One evening, he takes her to the keep's library. It his sanctuary, the place where no one ever bothers to look. Other people find books tiresome, a means to an end at best, but to him they are treasures and weapons (his only solace).

"It's not as good as the one in Winterfell, " he apologizes, but she simply offers her thanks.

She has never loved books, not the way her husband does (deeply and so profoundly, she can see their value if only she looks through his eyes), but she finds herself in the library often. Sometimes Tyrion picks out volumes she would like, songs and ballads and legends. She rarely reads, though- it is much better, to watch her husband's face in the flickering light of the fire (a dance of light and shadow) calm and peaceful (the expression does not belong, not in this realm of plots and tricksters and madness and blood).

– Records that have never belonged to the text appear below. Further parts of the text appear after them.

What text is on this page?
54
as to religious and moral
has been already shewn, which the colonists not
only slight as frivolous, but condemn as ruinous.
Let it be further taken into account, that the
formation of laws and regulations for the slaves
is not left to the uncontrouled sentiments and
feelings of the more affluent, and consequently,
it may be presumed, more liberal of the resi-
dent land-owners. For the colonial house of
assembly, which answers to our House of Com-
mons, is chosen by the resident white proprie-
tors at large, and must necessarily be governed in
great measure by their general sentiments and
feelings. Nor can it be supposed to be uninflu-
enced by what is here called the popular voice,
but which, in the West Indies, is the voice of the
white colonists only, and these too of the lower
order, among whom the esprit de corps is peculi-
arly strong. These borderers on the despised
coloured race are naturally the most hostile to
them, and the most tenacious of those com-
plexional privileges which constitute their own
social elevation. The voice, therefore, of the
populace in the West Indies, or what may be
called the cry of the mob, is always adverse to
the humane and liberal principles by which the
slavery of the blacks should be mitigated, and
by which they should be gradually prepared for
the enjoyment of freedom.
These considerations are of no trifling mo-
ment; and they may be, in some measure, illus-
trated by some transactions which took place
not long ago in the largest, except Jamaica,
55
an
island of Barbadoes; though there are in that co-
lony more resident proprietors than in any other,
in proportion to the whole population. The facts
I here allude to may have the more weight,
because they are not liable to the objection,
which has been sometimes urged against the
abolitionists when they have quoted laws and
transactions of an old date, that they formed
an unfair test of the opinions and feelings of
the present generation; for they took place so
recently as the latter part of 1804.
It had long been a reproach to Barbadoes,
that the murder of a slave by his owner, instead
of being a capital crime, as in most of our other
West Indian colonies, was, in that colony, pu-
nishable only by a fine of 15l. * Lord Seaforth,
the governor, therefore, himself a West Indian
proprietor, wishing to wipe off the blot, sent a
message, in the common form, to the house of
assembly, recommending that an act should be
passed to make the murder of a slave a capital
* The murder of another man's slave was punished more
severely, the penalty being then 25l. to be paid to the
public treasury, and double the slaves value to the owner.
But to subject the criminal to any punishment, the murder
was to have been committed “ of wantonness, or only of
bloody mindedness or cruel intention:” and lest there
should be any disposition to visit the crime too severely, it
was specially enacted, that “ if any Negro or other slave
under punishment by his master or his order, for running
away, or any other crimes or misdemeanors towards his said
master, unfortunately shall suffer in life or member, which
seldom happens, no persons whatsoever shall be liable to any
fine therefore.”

For the first time since she left Winterfell, the silence is companionable, comfortable (and she can hardly hear the echoes and screams at all).


It is true, what she tells him on a lovely summer's day (the end of the world). She does not pray, not anymore (not when it didn't save her mother or Robb or her father, and now she is all alone). The gods have forgotten her, and it is no chore for her to do the same (and with it, to forget the girl she was, all idealistic, childish hopes and bright eyes).

But she stays in the godswood all the same- it's still a piece of home, (she and Arya and her father, her head in his lap, protected, safe) and she thinks she understands, now, why her father preferred this place, silent and still.

She does not pray, but one day, foolishly, she invites him to join her, and she can see understanding in his eyes.

And she asks (begs) all the deities she no longer believes in, her mother's gods and her father's (whoever is listening to her screams) that he does not betray her like every Lannister she has ever known. Because he is all rough edges and dark humor, this husband of hers. And she is beginning to trust him (just a little).